Quando a viagem caminha para o fim, outra memória traiçoeira o assalta, desta vez o quartel de Mangando:

“- Porque é que as pessoas se matam? – perguntou o alferes.

Estávamos no quartel de Mangando, junto à fronteira com o Congo: mais alguns quilómetros e via-se sobre o rio o acampamento do MPLA do outro lado. Mangando é uma pequena povoação sem importância, tão sem importância que nenhum mapa, nenhuma carta a refere, composta por uma sanzala miserável, um renque de palmeiras desdentadas e calvas, a casa onde o chefe de posto escondia a sua amante negra, e o círculo de arame farpado em torno das barracas de madeira da tropa, onde um pelotão seminu, trémulo de sezões, apodrecia. Eram cinco horas da manhã e o suicida acabara de morrer depois de muitas e desesperadas convulsões diante dos nossos olhos espantados. O suicida acabara de morrer e jazia, tapado com um lençol, num cubículo vizinho”.

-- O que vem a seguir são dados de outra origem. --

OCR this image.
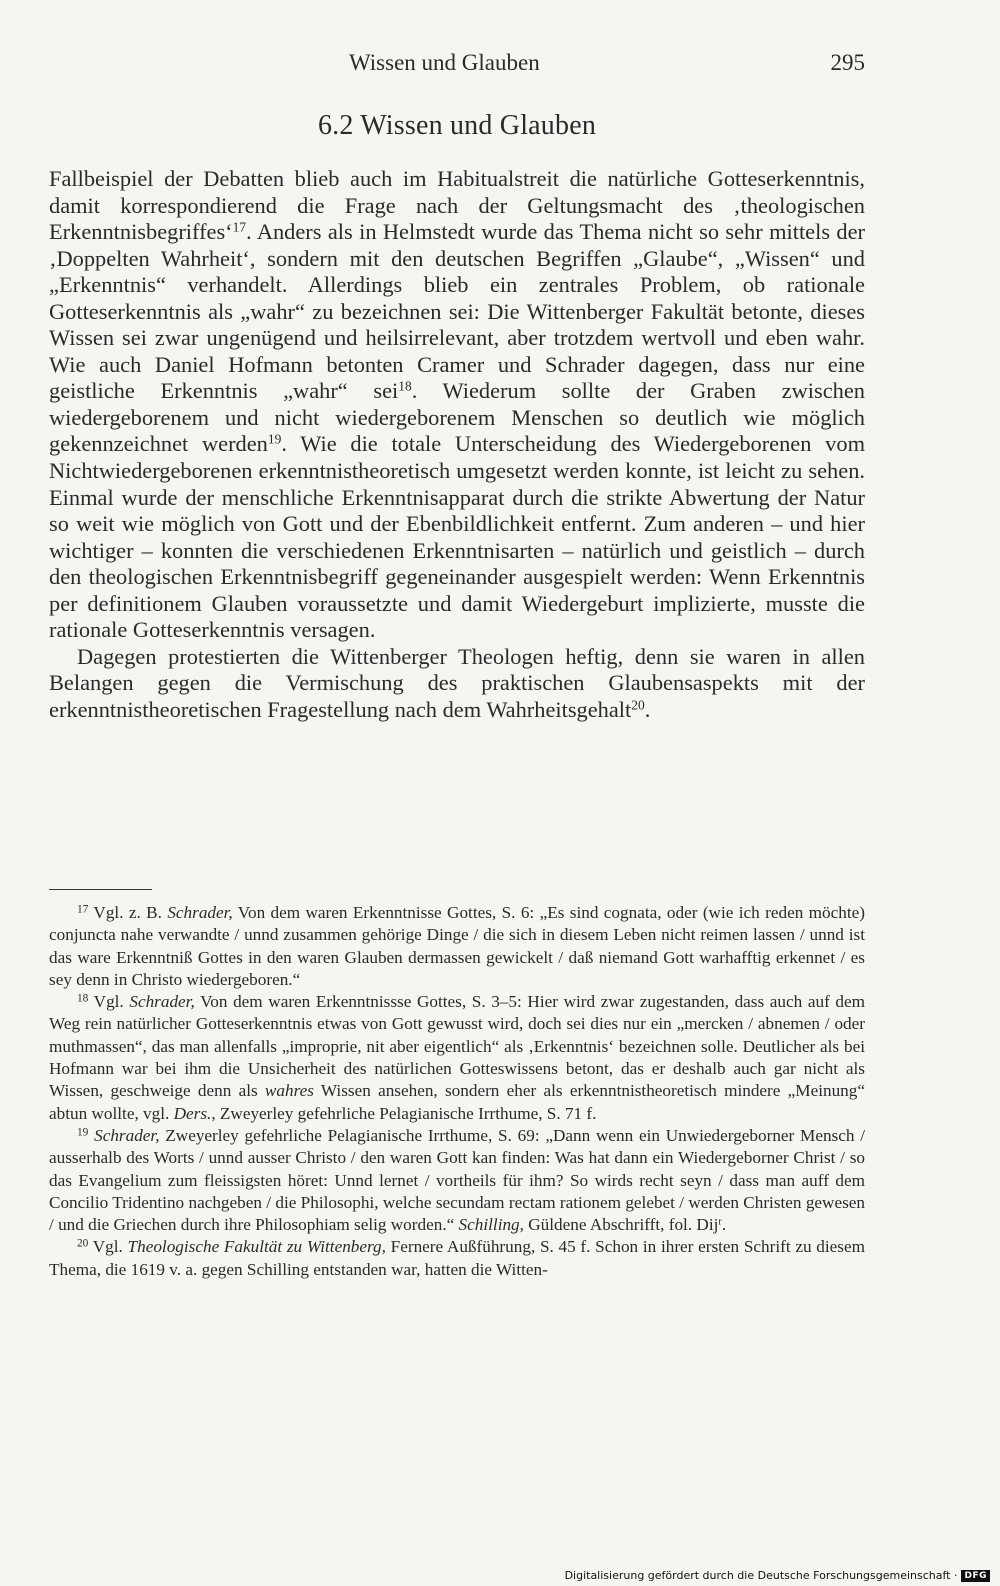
Wissen und Glauben	295
6.2 Wissen und Glauben

Fallbeispiel der Debatten blieb auch im Habitualstreit die natürliche Gotteserkenntnis, damit korrespondierend die Frage nach der Geltungsmacht des ‚theologischen Erkenntnisbegriffes‘$^{17}$. Anders als in Helmstedt wurde das Thema nicht so sehr mittels der ‚Doppelten Wahrheit‘, sondern mit den deutschen Begriffen „Glaube“, „Wissen“ und „Erkenntnis“ verhandelt. Allerdings blieb ein zentrales Problem, ob rationale Gotteserkenntnis als „wahr“ zu bezeichnen sei: Die Wittenberger Fakultät betonte, dieses Wissen sei zwar ungenügend und heilsirrelevant, aber trotzdem wertvoll und eben wahr. Wie auch Daniel Hofmann betonten Cramer und Schrader dagegen, dass nur eine geistliche Erkenntnis „wahr“ sei$^{18}$. Wiederum sollte der Graben zwischen wiedergeborenem und nicht wiedergeborenem Menschen so deutlich wie möglich gekennzeichnet werden$^{19}$. Wie die totale Unterscheidung des Wiedergeborenen vom Nichtwiedergeborenen erkenntnistheoretisch umgesetzt werden konnte, ist leicht zu sehen. Einmal wurde der menschliche Erkenntnisapparat durch die strikte Abwertung der Natur so weit wie möglich von Gott und der Ebenbildlichkeit entfernt. Zum anderen – und hier wichtiger – konnten die verschiedenen Erkenntnisarten – natürlich und geistlich – durch den theologischen Erkenntnisbegriff gegeneinander ausgespielt werden: Wenn Erkenntnis per definitionem Glauben voraussetzte und damit Wiedergeburt implizierte, musste die rationale Gotteserkenntnis versagen.

Dagegen protestierten die Wittenberger Theologen heftig, denn sie waren in allen Belangen gegen die Vermischung des praktischen Glaubensaspekts mit der erkenntnistheoretischen Fragestellung nach dem Wahrheitsgehalt$^{20}$.

$^{17}$ Vgl. z. B. Schrader, Von dem waren Erkenntnisse Gottes, S. 6: „Es sind cognata, oder (wie ich reden möchte) conjuncta nahe verwandte / unnd zusammen gehörige Dinge / die sich in diesem Leben nicht reimen lassen / unnd ist das ware Erkenntniß Gottes in den waren Glauben dermassen gewickelt / daß niemand Gott warhafftig erkennet / es sey denn in Christo wiedergeboren.“

$^{18}$ Vgl. Schrader, Von dem waren Erkenntnissse Gottes, S. 3–5: Hier wird zwar zugestanden, dass auch auf dem Weg rein natürlicher Gotteserkenntnis etwas von Gott gewusst wird, doch sei dies nur ein „mercken / abnemen / oder muthmassen“, das man allenfalls „improprie, nit aber eigentlich“ als ‚Erkenntnis‘ bezeichnen solle. Deutlicher als bei Hofmann war bei ihm die Unsicherheit des natürlichen Gotteswissens betont, das er deshalb auch gar nicht als Wissen, geschweige denn als wahres Wissen ansehen, sondern eher als erkenntnistheoretisch mindere „Meinung“ abtun wollte, vgl. Ders., Zweyerley gefehrliche Pelagianische Irrthume, S. 71 f.

$^{19}$ Schrader, Zweyerley gefehrliche Pelagianische Irrthume, S. 69: „Dann wenn ein Unwiedergeborner Mensch / ausserhalb des Worts / unnd ausser Christo / den waren Gott kan finden: Was hat dann ein Wiedergeborner Christ / so das Evangelium zum fleissigsten höret: Unnd lernet / vortheils für ihm? So wirds recht seyn / dass man auff dem Concilio Tridentino nachgeben / die Philosophi, welche secundam rectam rationem gelebet / werden Christen gewesen / und die Griechen durch ihre Philosophiam selig worden.“ Schilling, Güldene Abschrifft, fol. Dij$^r$.

$^{20}$ Vgl. Theologische Fakultät zu Wittenberg, Fernere Außführung, S. 45 f. Schon in ihrer ersten Schrift zu diesem Thema, die 1619 v. a. gegen Schilling entstanden war, hatten die Witten-

Digitalisierung gefördert durch die Deutsche Forschungsgemeinschaft · DFG
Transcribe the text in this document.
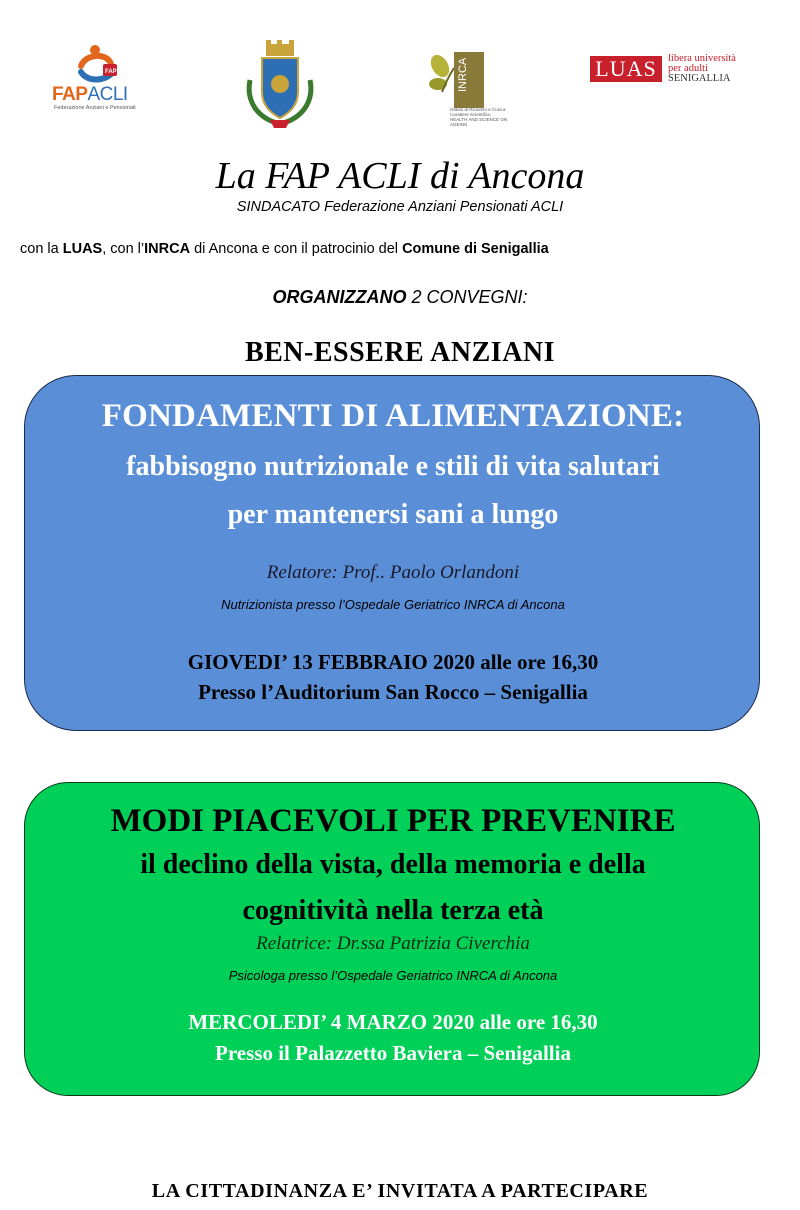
FAP
FAPACLI
Federazione Anziani e Pensionati
INRCA
Istituto di Ricovero e Cura a Carattere Scientifico
HEALTH AND SCIENCE ON AGEING
LUAS	libera università
per adulti
SENIGALLIA
La FAP ACLI di Ancona
SINDACATO Federazione Anziani Pensionati ACLI
con la LUAS, con l’INRCA di Ancona e con il patrocinio del Comune di Senigallia
ORGANIZZANO 2 CONVEGNI:
BEN-ESSERE ANZIANI
FONDAMENTI DI ALIMENTAZIONE:
fabbisogno nutrizionale e stili di vita salutari
per mantenersi sani a lungo
Relatore: Prof.. Paolo Orlandoni
Nutrizionista presso l’Ospedale Geriatrico INRCA di Ancona
GIOVEDI’ 13 FEBBRAIO 2020 alle ore 16,30
Presso l’Auditorium San Rocco – Senigallia
MODI PIACEVOLI PER PREVENIRE
il declino della vista, della memoria e della
cognitività nella terza età
Relatrice: Dr.ssa Patrizia Civerchia
Psicologa presso l’Ospedale Geriatrico INRCA di Ancona
MERCOLEDI’ 4 MARZO 2020 alle ore 16,30
Presso il Palazzetto Baviera – Senigallia
LA CITTADINANZA E’ INVITATA A PARTECIPARE
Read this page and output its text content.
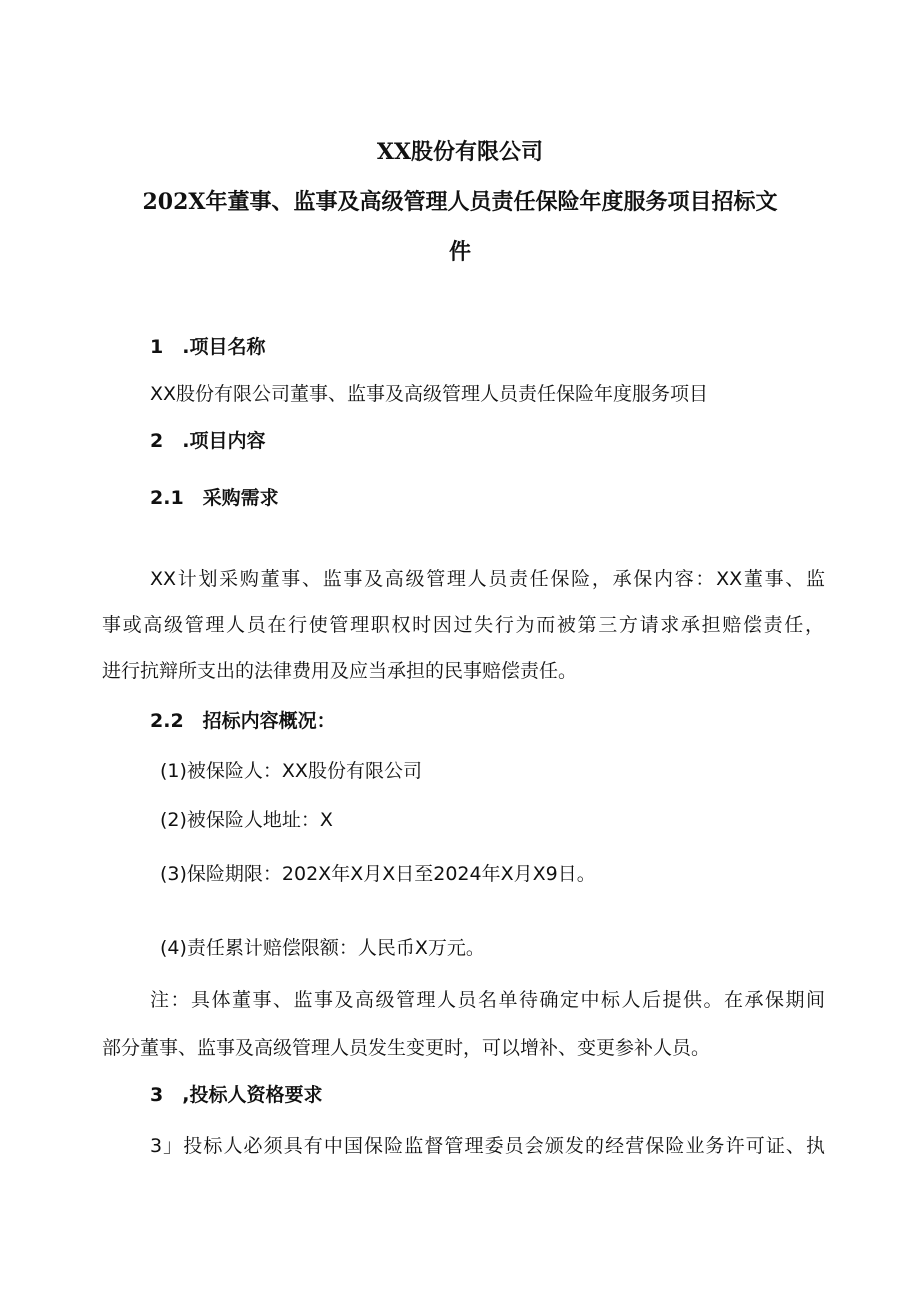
XX股份有限公司
202X年董事、监事及高级管理人员责任保险年度服务项目招标文
件
1　.项目名称
XX股份有限公司董事、监事及高级管理人员责任保险年度服务项目
2　.项目内容
2.1　采购需求
XX计划采购董事、监事及高级管理人员责任保险，承保内容：XX董事、监
事或高级管理人员在行使管理职权时因过失行为而被第三方请求承担赔偿责任，
进行抗辩所支出的法律费用及应当承担的民事赔偿责任。
2.2　招标内容概况：
(1)被保险人：XX股份有限公司
(2)被保险人地址：X
(3)保险期限：202X年X月X日至2024年X月X9日。
(4)责任累计赔偿限额：人民币X万元。
注：具体董事、监事及高级管理人员名单待确定中标人后提供。在承保期间
部分董事、监事及高级管理人员发生变更时，可以增补、变更参补人员。
3　,投标人资格要求
3」投标人必须具有中国保险监督管理委员会颁发的经营保险业务许可证、执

Mas havia mais lugares de desespero naquela latitude de Angola, como ele recorda:

“Eu conhecia o Mussuma, a dez quilómetros da Zâmbia. Fora lá muitas vezes, de avioneta, levar comida fresca e medicamentos a um grupo de homens maltrapilhos, de espingarda, metidos num buraco como ratos. De longe, os telhados de zinco cintilavam ao sol: era uma cova de caixão do tamanho de um corpo inerte, de um corpo fatigado. Entrava-se no arame e a boca enchia-se de terra como a dos defuntos, que se mastigam a si próprios no silêncio de mogno dos caixões”.

É uma das recordações mais dramáticas e mais pungentes, à volta de um suicídio de quem não se conhecem os porquês. É assim o espanto da vida, da profissão de médico, dos sulcos vincados que perduram no ex-combatente, que perduram até no conhecimento do inferno.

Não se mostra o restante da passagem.